2. Visits and how frequently he used his own properties while president
Reporting on presidential travel offers broader agreement: Trump visited his own golf properties frequently and more often than many prior presidents, but exact tallies differ by researcher and date. One ethics watchdog counted 62 golf‑property visits and characterized that as a 37% increase from his previous term, while other reporting cites 62 to 76 rounds or visits during various intervals and notes repeated weekends at Mar‑a‑Lago [4] [5]. Additional metrics emphasize intensity rather than raw counts: one piece estimates Trump spent 28% of his days in office at one of his courses, and other reporting notes sequences like 12 of 14 weekends at his properties, signaling a sustained pattern of use even if the precise number of stops varies by dataset [3] [7].
3. Why the numbers diverge — definitional, temporal, and editorial causes
The material supplied points to three concrete sources of disagreement. First, definitions: “owns” can mean title ownership, long‑term lease, management contract, or brand licensing; different tallies treat these categories differently [2] [1]. Second, timing: asset lists update as courses are bought, sold, or restructured; a count published in February may differ from one in May [1] [2]. Third, reporting focus: watchdog analyses emphasize visits and patterns (frequency, percentage of days), while property lists focus on inventory; the two streams don’t always reconcile because visit tallies don’t always publish a course‑by‑course ledger of where each trip occurred [4] [5]. These factors collectively produce the range of figures observed.
4. What the different sources agree on and where they omit key details
Across the board, sources agree on two verifiable points: the Trump Organization operates a substantial international stable of golf properties, and President Trump used those properties frequently while in office — particularly Mar‑a‑Lago [2] [3] [6]. Where the record is weakest is in linking the complete asset inventory to a comprehensive, dated log of presidential visits: none of the supplied pieces provides a matched dataset that lists every owned course and documents every presidential visit to each named facility.
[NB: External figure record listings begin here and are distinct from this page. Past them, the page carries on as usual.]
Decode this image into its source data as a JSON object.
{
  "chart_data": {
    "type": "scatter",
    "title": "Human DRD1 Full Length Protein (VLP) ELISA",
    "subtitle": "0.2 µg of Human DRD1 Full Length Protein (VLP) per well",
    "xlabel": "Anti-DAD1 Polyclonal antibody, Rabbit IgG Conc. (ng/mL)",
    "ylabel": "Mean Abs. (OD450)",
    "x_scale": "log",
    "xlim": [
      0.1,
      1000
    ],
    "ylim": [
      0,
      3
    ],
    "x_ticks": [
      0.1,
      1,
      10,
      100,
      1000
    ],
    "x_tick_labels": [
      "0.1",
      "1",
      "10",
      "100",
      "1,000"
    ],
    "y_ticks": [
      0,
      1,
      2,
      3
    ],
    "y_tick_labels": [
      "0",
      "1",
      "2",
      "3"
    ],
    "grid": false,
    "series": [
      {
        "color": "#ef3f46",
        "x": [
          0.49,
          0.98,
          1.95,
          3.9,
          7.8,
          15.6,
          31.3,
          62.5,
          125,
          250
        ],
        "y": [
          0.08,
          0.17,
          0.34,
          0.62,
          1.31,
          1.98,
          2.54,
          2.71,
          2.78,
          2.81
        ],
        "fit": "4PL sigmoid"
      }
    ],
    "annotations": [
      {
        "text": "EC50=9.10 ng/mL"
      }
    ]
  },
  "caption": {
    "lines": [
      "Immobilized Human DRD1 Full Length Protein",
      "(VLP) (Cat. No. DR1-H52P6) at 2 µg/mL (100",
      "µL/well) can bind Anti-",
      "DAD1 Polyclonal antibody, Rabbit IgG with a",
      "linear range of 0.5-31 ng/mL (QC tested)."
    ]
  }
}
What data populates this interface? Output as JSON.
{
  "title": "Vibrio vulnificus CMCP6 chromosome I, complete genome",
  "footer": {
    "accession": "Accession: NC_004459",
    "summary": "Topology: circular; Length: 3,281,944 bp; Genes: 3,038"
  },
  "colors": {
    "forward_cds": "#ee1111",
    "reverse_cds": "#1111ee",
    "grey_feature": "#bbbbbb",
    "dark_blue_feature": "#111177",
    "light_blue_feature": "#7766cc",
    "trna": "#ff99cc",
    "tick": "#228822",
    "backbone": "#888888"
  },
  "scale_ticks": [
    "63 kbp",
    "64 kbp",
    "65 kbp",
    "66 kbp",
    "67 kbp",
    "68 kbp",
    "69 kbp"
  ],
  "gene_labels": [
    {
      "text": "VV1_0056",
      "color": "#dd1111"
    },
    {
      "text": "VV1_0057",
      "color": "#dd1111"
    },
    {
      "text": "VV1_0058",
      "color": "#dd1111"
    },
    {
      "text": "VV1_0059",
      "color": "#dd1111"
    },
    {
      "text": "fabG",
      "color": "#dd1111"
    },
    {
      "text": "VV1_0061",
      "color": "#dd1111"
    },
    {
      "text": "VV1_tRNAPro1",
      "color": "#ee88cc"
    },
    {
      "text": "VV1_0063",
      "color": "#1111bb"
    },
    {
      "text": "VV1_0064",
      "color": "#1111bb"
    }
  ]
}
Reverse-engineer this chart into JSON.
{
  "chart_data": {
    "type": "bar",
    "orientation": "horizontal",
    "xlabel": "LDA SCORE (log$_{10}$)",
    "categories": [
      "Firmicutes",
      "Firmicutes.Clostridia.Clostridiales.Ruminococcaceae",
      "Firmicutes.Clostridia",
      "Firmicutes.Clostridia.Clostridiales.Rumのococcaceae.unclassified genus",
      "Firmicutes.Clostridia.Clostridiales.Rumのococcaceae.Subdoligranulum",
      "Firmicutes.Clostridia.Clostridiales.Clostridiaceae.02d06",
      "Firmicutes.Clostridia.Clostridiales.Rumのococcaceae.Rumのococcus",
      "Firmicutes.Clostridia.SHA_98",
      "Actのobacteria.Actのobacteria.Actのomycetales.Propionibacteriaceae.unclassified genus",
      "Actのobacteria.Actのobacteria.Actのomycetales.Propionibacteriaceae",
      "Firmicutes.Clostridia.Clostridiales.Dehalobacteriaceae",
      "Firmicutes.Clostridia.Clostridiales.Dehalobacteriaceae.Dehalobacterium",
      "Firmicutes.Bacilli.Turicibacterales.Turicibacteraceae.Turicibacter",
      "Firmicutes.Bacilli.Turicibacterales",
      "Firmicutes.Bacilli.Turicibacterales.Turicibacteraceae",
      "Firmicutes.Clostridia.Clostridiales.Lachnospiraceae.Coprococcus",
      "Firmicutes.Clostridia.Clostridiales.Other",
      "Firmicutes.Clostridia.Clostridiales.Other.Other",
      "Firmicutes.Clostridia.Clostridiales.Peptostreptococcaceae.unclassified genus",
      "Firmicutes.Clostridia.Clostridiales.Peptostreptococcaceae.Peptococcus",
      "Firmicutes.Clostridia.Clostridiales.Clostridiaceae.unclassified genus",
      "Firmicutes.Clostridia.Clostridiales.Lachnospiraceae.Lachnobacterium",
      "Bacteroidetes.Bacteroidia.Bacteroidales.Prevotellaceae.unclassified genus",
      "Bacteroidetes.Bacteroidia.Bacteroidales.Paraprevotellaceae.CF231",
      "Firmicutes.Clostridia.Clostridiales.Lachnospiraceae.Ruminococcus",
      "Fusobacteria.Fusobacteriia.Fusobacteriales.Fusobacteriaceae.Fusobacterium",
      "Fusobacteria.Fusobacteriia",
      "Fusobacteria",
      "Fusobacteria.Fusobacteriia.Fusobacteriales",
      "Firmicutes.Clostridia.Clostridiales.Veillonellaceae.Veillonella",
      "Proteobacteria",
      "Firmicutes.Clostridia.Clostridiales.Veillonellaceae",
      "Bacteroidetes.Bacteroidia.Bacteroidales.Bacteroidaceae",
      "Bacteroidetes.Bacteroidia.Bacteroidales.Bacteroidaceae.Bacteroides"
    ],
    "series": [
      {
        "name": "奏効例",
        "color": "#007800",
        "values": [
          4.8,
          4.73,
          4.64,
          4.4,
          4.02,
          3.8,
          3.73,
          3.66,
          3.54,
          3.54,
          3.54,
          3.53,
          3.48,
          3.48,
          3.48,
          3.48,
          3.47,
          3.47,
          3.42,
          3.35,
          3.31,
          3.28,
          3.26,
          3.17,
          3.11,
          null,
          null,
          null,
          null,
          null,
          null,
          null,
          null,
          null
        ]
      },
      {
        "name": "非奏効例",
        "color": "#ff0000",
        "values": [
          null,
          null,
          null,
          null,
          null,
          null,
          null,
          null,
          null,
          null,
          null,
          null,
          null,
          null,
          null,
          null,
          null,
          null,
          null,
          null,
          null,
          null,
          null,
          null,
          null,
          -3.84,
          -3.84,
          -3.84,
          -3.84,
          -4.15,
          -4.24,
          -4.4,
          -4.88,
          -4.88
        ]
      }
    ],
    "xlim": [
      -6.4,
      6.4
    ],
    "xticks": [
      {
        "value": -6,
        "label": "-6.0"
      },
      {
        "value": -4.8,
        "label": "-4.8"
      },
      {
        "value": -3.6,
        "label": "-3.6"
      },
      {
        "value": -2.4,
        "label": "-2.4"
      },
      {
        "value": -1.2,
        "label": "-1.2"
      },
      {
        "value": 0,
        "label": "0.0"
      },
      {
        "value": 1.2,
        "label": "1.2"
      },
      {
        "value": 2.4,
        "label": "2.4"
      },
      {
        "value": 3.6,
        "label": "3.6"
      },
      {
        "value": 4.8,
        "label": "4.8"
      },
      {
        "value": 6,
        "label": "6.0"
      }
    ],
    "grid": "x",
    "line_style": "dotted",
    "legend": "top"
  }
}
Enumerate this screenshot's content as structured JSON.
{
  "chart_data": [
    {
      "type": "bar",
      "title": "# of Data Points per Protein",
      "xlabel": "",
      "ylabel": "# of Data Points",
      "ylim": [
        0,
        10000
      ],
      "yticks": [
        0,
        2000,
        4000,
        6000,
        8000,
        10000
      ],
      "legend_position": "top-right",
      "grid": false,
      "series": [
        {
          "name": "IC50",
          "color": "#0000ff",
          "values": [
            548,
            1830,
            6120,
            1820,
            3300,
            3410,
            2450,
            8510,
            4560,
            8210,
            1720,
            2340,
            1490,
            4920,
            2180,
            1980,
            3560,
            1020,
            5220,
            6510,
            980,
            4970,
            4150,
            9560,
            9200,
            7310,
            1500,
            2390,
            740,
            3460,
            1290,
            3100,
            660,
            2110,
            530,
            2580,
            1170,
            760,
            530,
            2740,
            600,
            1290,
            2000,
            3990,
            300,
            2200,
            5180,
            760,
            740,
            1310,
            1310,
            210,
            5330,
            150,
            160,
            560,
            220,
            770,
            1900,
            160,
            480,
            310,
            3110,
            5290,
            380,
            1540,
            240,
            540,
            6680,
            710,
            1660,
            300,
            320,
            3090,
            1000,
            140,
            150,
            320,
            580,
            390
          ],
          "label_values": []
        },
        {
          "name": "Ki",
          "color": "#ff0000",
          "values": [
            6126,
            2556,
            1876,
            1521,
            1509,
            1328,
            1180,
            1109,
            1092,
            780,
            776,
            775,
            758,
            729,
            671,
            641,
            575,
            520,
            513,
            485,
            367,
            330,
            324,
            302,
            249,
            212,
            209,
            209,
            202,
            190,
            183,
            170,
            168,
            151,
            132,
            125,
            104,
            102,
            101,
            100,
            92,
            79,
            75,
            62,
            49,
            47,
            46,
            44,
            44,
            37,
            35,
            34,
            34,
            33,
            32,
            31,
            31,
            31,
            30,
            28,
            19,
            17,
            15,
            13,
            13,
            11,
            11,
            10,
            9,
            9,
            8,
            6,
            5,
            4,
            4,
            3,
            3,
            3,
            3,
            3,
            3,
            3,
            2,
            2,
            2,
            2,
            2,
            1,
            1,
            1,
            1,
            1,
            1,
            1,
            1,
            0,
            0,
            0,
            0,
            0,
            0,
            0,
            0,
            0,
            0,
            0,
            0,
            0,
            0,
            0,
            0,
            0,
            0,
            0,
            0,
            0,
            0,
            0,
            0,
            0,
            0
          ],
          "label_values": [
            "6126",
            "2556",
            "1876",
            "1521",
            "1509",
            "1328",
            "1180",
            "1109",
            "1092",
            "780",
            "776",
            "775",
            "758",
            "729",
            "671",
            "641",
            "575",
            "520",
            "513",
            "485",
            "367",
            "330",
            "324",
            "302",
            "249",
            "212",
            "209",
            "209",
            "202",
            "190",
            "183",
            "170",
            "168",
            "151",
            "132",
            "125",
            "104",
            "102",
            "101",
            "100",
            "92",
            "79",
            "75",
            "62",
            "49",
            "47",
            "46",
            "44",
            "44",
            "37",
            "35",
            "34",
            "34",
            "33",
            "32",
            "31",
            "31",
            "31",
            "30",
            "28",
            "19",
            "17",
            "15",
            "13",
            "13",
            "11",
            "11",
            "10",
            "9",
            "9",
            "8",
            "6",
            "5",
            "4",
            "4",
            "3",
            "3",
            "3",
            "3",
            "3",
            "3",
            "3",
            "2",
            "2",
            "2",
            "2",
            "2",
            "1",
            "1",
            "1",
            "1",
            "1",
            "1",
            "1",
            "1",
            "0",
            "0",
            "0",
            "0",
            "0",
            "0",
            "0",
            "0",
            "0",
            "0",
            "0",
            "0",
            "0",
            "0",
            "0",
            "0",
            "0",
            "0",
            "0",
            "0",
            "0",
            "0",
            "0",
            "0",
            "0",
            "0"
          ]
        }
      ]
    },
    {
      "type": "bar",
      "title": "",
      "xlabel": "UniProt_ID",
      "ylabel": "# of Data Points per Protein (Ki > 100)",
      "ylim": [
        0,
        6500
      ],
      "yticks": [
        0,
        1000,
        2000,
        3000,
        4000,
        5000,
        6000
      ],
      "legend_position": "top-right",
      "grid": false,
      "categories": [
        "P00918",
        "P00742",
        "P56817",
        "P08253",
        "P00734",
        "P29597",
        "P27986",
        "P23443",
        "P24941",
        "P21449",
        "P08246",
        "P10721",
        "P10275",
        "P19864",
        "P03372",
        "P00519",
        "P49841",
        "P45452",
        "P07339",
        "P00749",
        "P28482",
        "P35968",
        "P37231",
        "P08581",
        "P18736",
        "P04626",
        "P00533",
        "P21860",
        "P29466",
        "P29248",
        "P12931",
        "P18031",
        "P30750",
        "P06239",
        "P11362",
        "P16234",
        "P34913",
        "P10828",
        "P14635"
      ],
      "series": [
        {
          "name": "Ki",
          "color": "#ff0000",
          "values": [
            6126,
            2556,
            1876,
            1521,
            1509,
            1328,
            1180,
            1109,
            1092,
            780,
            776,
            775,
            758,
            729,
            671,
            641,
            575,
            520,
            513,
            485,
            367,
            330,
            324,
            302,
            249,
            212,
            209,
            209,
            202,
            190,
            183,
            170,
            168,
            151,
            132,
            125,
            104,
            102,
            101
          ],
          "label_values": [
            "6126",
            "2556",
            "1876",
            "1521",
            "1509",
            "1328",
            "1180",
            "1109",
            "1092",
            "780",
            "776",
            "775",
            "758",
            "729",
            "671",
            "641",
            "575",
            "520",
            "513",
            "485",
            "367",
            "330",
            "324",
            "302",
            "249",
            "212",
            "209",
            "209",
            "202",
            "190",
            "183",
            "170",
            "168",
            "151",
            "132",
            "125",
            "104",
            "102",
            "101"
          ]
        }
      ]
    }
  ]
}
Several pieces also omit methodological notes about inclusion criteria for ownership, which is why public counts diverge even in recent 2025 reporting [1] [4].
5. Bottom line and what to request next for definitive answers
Based on these materials, the defensible summary is that the Trump Organization controls roughly 15–17 golf courses worldwide, and President Trump visited his own golf properties dozens of times during his term, with multiple documented stays at Mar‑a‑Lago and elevated overall frequency compared with past norms [1] [2] [4] [5]. To close remaining gaps, request a contemporaneous, itemized ownership ledger from the Trump Organization (explicitly defining “own,” “operate,” and “manage”) plus an itemized presidential travel log that links each trip to a specific property and date. That paired dataset would resolve the current ambiguities that stem from definitions, update timing, and differing editorial focuses across the sources [2] [1] [4].